Yes, I needed to let it out and to share it.
I assume that you are already a little further along in your acceptance of what has happened and what will happen, given the circumstances and experiences in your country. I am afraid that we here are still far from the humility and acceptance of such events over which we have no direct control. I think it is quite a significant difference to feel within oneself whether one "gives up" or adapts to the circumstances like flowing water without ceasing to be water.

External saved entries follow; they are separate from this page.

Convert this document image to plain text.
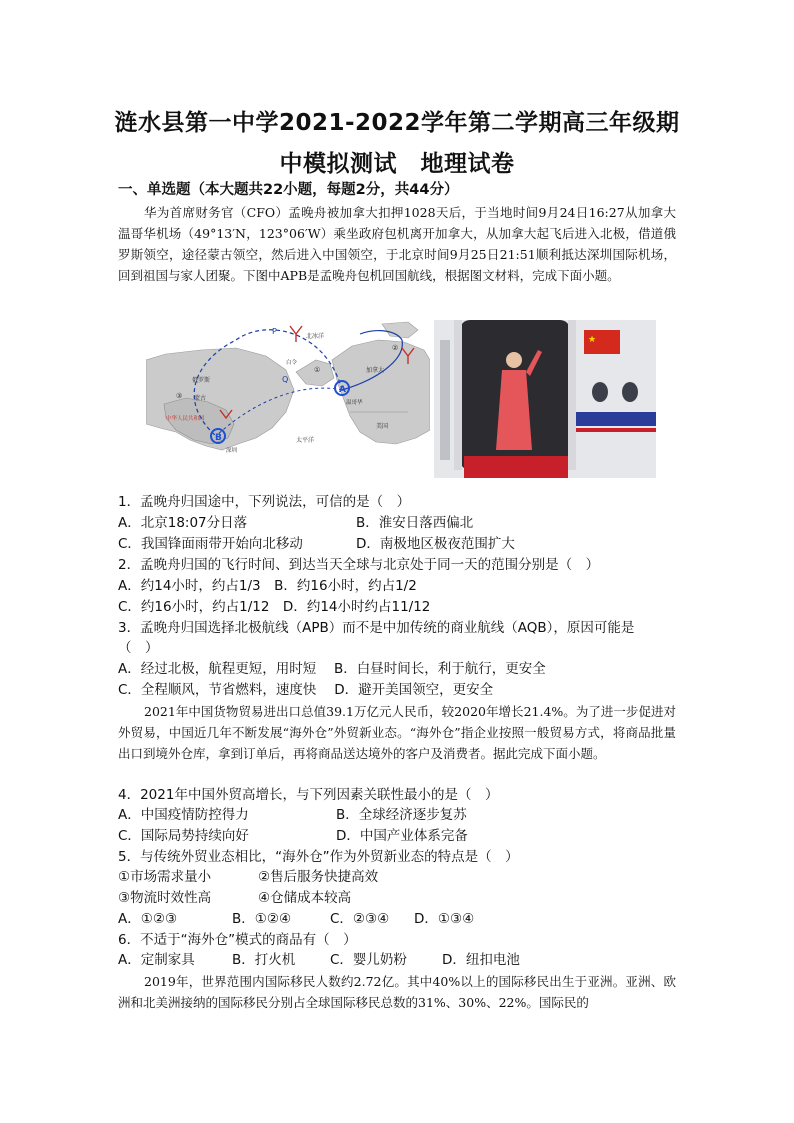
涟水县第一中学2021-2022学年第二学期高三年级期
中模拟测试　地理试卷
一、单选题（本大题共22小题，每题2分，共44分）
华为首席财务官（CFO）孟晚舟被加拿大扣押1028天后，于当地时间9月24日16:27从加拿大温哥华机场（49°13′N，123°06′W）乘坐政府包机离开加拿大，从加拿大起飞后进入北极，借道俄罗斯领空，途径蒙古领空，然后进入中国领空，于北京时间9月25日21:51顺利抵达深圳国际机场，回到祖国与家人团聚。下图中APB是孟晚舟包机回国航线，根据图文材料，完成下面小题。
A
B
P
Q
北冰洋
俄罗斯
蒙古
中华人民共和国
加拿大
美国
太平洋
温哥华
深圳
白令
①
②
③
★
1．孟晚舟归国途中，下列说法，可信的是（　）
A．北京18:07分日落	B．淮安日落西偏北
C．我国锋面雨带开始向北移动	D．南极地区极夜范围扩大
2．孟晚舟归国的飞行时间、到达当天全球与北京处于同一天的范围分别是（　）
A．约14小时，约占1/3　B．约16小时，约占1/2
C．约16小时，约占1/12　D．约14小时约占11/12
3．孟晚舟归国选择北极航线（APB）而不是中加传统的商业航线（AQB），原因可能是
（　）
A．经过北极，航程更短，用时短　 B．白昼时间长，利于航行，更安全
C．全程顺风，节省燃料，速度快　 D．避开美国领空，更安全
2021年中国货物贸易进出口总值39.1万亿元人民币，较2020年增长21.4%。为了进一步促进对外贸易，中国近几年不断发展“海外仓”外贸新业态。“海外仓”指企业按照一般贸易方式，将商品批量出口到境外仓库，拿到订单后，再将商品送达境外的客户及消费者。据此完成下面小题。
4．2021年中国外贸高增长，与下列因素关联性最小的是（　）
A．中国疫情防控得力	B．全球经济逐步复苏
C．国际局势持续向好	D．中国产业体系完备
5．与传统外贸业态相比，“海外仓”作为外贸新业态的特点是（　）
①市场需求量小	②售后服务快捷高效
③物流时效性高	④仓储成本较高
A．①②③	B．①②④	C．②③④ D．①③④
6．不适于“海外仓”模式的商品有（　）
A．定制家具	B．打火机	C．婴儿奶粉	D．纽扣电池
2019年，世界范围内国际移民人数约2.72亿。其中40%以上的国际移民出生于亚洲。亚洲、欧洲和北美洲接纳的国际移民分别占全球国际移民总数的31%、30%、22%。国际民的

if we wait a long time and nothing changes on the outside, by that time, we have probably changed, on the inside, and we have found an alternative.
True.
Waiting is actually more often the better option than taking action. My struggle nowadays is that the outside world does not accept waiting as something desirable. In the long run, though, and on a non individual basis humans altogether create a field of ignorance towards threats, for a threat cannot be maintained artificially in the same way a tsunami or earthquake happens and cannot be prolonged by our efforts. Many events in my life were made "the worst thing happening to humankind" but none of them endured the years but seized to be seen as life endangering.
I don't remember if it was you or someone else talking about the personal perception of freedom. And that one can feel free no matter the circumstances. Right now I do lack this state of being and I hope, I'll get it back some day.
Sincere greetings to you.
You say well. It is not about giving up but about adapting.
Sorry... I couldn't understand, maybe it's something from the language, what do you mean?
Maybe it was me, or maybe it was someone else, but I do believe that a person can not only feel, but be free, despite external circumstances. It is a matter of decision. We decided.
What I mean is that people are good at ignoring miseries and over time relativising a malady that was initially considered or perceived as catastrophic, or forgetting the state of affairs or pushing it far into the background.
I remember well my youth and later younger adult self and how we were scared off by school teachers and the media because of, for example, AIDS or the Chernobyl disaster. I did not directly experience any of the threatening effects or masses of people falling ill, and in the course of my life I began to take the horror stories less seriously, either because I was unable to do anything directly about them anyway or because I realised that the news reports were exaggerated.
Just the other day I saw an interesting contribution on the topic of global warming, in which the author had recited interesting horror stories from about a hundred years ago from picked-up newspapers. In it, journalists were already terribly worried in the early 1900s because the sea above Norway was not completely frozen over in winter. If you're interested, I'll send you the link with the video.
Is it clearer now what I meant?
Yeah, now I get it. :)
Don't worry, I know modern scientists are being just as alarmist about it today as they were then.